Are you screwing with photos and putting everything through a portal? If so it's easier broker direct. Bid it, Get the job, Do the work, Submit a Quickbooks invoice to the broker and get paid. I DESPISE office work! That being said, The last one i just finished took 10 month to get the bid approved and in the meantime Wells Fargo did MULTIPLE bpo's and 4 appraisals in that time....


----------



## bigdaddy (Mar 3, 2013)

mtmtnman said:


> Are you screwing with photos and putting everything through a portal? If so it's easier broker direct. Bid it, Get the job, Do the work, Submit a Quickbooks invoice to the broker and get paid. I DESPISE office work! That being said, The last one i just finished took 10 month to get the bid approved and in the meantime Wells Fargo did MULTIPLE bpo's and 4 appraisals in that time....


I don't know what BPO's and appraisals have to do with anything?
Yes, I take photos (we take photos of EVERYTHING we bid and of completed work anyway to cover our asses) and zip and upload, don't bother naming or messing around, literally takes 10 seconds.
I guess we can agree to disagree.
Like I said, if you only know one side and are GUESSING at how the direct work is done then you already made you mind up. For me and apparently PropPresPro, we both prefer direct. To each his own.


----------



## mtmtnman (May 1, 2012)

bigdaddy said:


> I don't know what BPO's and appraisals have to do with anything?
> Yes, I take photos (we take photos of EVERYTHING we bid and of completed work anyway to cover our asses) and zip and upload, don't bother naming or messing around, literally takes 10 seconds.
> I guess we can agree to disagree.
> Like I said, if you only know one side and are GUESSING at how the direct work is done then you already made you mind up. For me and apparently PropPresPro, we both prefer direct. To each his own.

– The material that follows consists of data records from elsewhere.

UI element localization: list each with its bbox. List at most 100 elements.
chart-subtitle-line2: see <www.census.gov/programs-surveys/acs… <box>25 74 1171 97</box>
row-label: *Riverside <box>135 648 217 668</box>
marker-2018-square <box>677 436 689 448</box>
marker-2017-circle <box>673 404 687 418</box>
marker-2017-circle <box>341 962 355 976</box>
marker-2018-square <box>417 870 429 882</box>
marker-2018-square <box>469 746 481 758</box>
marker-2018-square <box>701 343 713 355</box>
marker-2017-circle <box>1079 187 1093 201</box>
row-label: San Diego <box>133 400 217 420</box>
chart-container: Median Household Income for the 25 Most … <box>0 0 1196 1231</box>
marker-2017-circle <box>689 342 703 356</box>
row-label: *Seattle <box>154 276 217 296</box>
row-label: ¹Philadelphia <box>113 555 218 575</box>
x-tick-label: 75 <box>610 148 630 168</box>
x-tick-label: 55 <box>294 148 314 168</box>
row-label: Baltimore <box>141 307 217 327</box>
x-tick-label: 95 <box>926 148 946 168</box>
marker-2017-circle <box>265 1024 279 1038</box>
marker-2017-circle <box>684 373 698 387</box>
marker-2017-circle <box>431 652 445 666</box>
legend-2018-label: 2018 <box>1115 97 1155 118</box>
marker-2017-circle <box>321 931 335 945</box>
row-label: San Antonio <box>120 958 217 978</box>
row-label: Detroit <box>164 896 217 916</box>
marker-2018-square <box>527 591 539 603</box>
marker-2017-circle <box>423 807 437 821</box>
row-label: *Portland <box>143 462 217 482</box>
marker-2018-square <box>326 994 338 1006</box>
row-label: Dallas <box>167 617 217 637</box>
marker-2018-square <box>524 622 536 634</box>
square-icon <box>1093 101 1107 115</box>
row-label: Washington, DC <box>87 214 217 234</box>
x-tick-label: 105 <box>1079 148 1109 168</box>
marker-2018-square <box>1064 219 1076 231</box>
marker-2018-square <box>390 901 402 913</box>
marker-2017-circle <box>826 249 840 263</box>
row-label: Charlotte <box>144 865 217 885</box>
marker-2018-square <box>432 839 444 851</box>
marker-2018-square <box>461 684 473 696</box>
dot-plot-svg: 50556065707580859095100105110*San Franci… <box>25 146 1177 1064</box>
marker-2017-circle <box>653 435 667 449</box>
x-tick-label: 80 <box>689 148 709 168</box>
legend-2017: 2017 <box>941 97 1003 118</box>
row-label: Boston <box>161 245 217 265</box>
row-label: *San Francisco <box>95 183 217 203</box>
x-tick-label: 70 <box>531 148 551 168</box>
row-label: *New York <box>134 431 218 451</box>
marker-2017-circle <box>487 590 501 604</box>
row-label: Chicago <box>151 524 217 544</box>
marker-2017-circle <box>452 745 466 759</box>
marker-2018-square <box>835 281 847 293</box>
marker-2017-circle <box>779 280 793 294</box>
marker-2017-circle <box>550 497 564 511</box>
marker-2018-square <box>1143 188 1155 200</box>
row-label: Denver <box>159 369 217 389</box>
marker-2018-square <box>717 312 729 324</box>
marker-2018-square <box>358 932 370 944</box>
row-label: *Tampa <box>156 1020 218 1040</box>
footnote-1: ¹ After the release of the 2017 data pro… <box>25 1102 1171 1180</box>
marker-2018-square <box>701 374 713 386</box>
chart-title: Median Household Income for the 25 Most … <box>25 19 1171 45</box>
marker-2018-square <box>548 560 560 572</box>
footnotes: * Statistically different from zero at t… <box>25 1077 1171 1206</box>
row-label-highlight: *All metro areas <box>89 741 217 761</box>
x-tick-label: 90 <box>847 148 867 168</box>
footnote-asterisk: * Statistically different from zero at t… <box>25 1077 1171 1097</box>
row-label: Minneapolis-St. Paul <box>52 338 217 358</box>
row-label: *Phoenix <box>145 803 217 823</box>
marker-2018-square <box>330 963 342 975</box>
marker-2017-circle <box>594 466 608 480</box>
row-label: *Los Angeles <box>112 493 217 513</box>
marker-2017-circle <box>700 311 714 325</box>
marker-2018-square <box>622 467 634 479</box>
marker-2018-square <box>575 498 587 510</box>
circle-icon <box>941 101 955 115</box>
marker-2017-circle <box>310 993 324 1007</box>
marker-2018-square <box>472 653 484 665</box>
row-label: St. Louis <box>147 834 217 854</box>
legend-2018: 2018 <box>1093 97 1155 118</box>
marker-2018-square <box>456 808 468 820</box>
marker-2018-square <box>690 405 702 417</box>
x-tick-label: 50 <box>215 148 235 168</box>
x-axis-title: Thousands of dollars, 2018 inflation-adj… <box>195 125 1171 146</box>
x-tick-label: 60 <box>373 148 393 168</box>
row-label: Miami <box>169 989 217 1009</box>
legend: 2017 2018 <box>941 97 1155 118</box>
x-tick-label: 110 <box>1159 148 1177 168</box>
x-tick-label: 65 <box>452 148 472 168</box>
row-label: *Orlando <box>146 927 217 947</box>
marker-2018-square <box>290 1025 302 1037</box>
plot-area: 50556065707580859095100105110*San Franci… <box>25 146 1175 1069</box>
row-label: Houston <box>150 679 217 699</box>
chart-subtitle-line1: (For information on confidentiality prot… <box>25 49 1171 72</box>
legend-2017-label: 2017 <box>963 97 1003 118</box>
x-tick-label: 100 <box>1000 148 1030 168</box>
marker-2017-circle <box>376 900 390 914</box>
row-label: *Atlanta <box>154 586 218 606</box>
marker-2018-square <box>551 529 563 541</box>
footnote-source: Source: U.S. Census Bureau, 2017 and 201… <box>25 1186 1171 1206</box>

Just stating how stupid they can be sometimes. This home is WAAAAY back in the hills and will be a bugger to sell in the winter. If they would have gotten on the ball it would have been sold and closed 6 months ago. No issues broker direct. It goes smooth. Wells typically calls me with any questions and in the end the check comes straight from Wells so not much different other than i may take a few dozen photos VS how many?


----------



## thanohano44 (Aug 5, 2012)

BRADSConst said:


> Wannabe might be in with PAS. He's the only one here that might be direct that I know of.



We do work for PAS thru the brokers as well. Not much here. Started in 2008 and do maybe 2-3 a year. 


Sent from my iPhone using Tapatalk


----------



## 1981 (Feb 26, 2016)

Yes I been working with p.a.s for the last 5 years. The last 2 years we have been going through aspen. Work has been slow for the last 8 months, they have been using lowes. We went from 20 big work orders to 2 small work orders a month in ohio.


----------